Der (Mann), welcher die Verbrennung besorgt hat, muß seine Kleider waschen und ein Wasserbad nehmen: dann darf er wieder ins Lager kommen.«
29 Dit is voor u een eeuwig geldende wet: Op de tiende dag van de zevende maand moet ge boete doen en u van alle arbeid onthouden; dit geldt zowel voor den ingezetene als den vreemdeling, die in uw midden woont.
»Und folgendes soll für euch eine ewiggültige Verordnung sein: Im siebten Monat, am zehnten Tage des Monats, sollt ihr eure Seelen beugen und dürft keinerlei Arbeit verrichten, weder der Einheimische noch der Fremdling, der sich bei euch aufhält;
30 Want op die dag zal men de verzoeningsplechtigheid voor u verrichten, om u te reinigen, en zult ge van al uw zonden voor het aanschijn van Jahweh worden bevrijd.
denn an diesem Tage erwirkt man für euch Sühne, um euch zu reinigen: von all euren Sünden sollt ihr da vor dem HERRN rein werden.
31 Het moet voor u een volkomen rustdag zijn, waarop ge boete moet doen; dit is een eeuwig geldende wet.
Ein Tag völliger Ruhe soll es für euch sein, und ihr sollt fasten; das ist eine ewiggültige Verordnung.

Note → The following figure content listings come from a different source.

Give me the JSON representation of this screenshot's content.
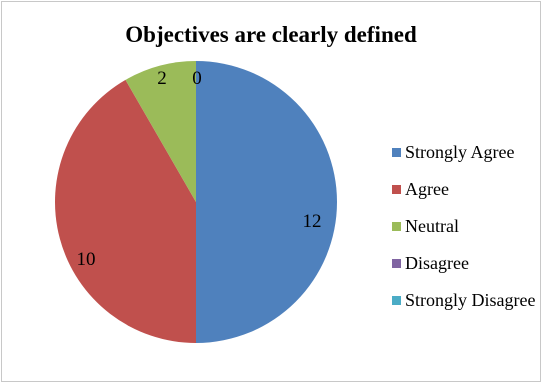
{
  "chart_data": {
    "type": "pie",
    "title": "Objectives are clearly defined",
    "categories": [
      "Strongly Agree",
      "Agree",
      "Neutral",
      "Disagree",
      "Strongly Disagree"
    ],
    "values": [
      12,
      10,
      2,
      0,
      0
    ],
    "colors": [
      "#4f81bd",
      "#c0504d",
      "#9bbb59",
      "#8064a2",
      "#4bacc6"
    ],
    "data_labels": [
      "12",
      "10",
      "2",
      "0",
      ""
    ],
    "legend_position": "right",
    "start_angle": "top, clockwise"
  }
}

32 De priester, dien men zal zalven en als opvolger van zijn vader tot priester zal aanstellen, moet de verzoeningsplechtigheid verrichten. Bekleed met de heilige linnen gewaden,
Die Sühnung soll aber der Priester vollziehen, den man gesalbt und in sein Amt eingesetzt haben wird, damit er an Stelle seines Vaters den Priesterdienst versehe; und er soll die leinenen Kleider, die heiligen Gewänder, anlegen
33 moet hij de verzoeningsplechtigheid verrichten voor het heilige der heiligen, voor de openbaringstent, voor het altaar, en eveneens voor de priesters en voor heel de gemeente van het volk.
und das Allerheiligste entsündigen; ebenso soll er das Offenbarungszelt und den Altar entsündigen und auch den Priestern und der gesamten Volksgemeinde Sühne erwirken.

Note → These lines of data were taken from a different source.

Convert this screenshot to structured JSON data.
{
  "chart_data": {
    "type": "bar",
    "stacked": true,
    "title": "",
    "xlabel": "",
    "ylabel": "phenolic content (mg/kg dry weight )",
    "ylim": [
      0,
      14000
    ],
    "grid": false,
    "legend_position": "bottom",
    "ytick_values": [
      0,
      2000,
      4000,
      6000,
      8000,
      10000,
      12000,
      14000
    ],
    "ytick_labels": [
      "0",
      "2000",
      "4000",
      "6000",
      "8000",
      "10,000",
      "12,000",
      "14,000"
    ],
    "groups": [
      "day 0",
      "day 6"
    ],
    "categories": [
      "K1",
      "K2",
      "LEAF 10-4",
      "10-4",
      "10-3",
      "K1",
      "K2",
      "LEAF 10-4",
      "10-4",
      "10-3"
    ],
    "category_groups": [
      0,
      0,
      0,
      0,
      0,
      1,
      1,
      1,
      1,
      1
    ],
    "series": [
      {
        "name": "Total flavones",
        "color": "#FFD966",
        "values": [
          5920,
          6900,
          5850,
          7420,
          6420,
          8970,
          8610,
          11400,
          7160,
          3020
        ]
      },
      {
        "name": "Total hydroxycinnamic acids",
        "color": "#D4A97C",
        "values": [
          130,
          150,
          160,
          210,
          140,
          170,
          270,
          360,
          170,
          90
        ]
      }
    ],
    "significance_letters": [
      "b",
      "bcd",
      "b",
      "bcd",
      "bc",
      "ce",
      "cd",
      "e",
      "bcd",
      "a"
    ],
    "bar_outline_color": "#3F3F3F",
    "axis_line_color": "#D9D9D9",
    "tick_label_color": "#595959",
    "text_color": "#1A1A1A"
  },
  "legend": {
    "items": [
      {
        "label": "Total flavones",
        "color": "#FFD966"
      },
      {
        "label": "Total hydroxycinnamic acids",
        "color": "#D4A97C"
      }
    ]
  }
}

34 Dit moet voor u een eeuwig geldende wet zijn, om eenmaal per jaar voor Israëls kinderen verzoening te verkrijgen en kwijtschelding van hun zonden. En Aäron deed, zoals Jahweh het Moses bevolen had.
Dies soll für euch eine ewiggültige Verordnung sein, daß man den Israeliten einmal im Jahr Sühne für all ihre Sünden erwirken soll.« – Und (Aaron) tat, wie der HERR dem Mose geboten hatte.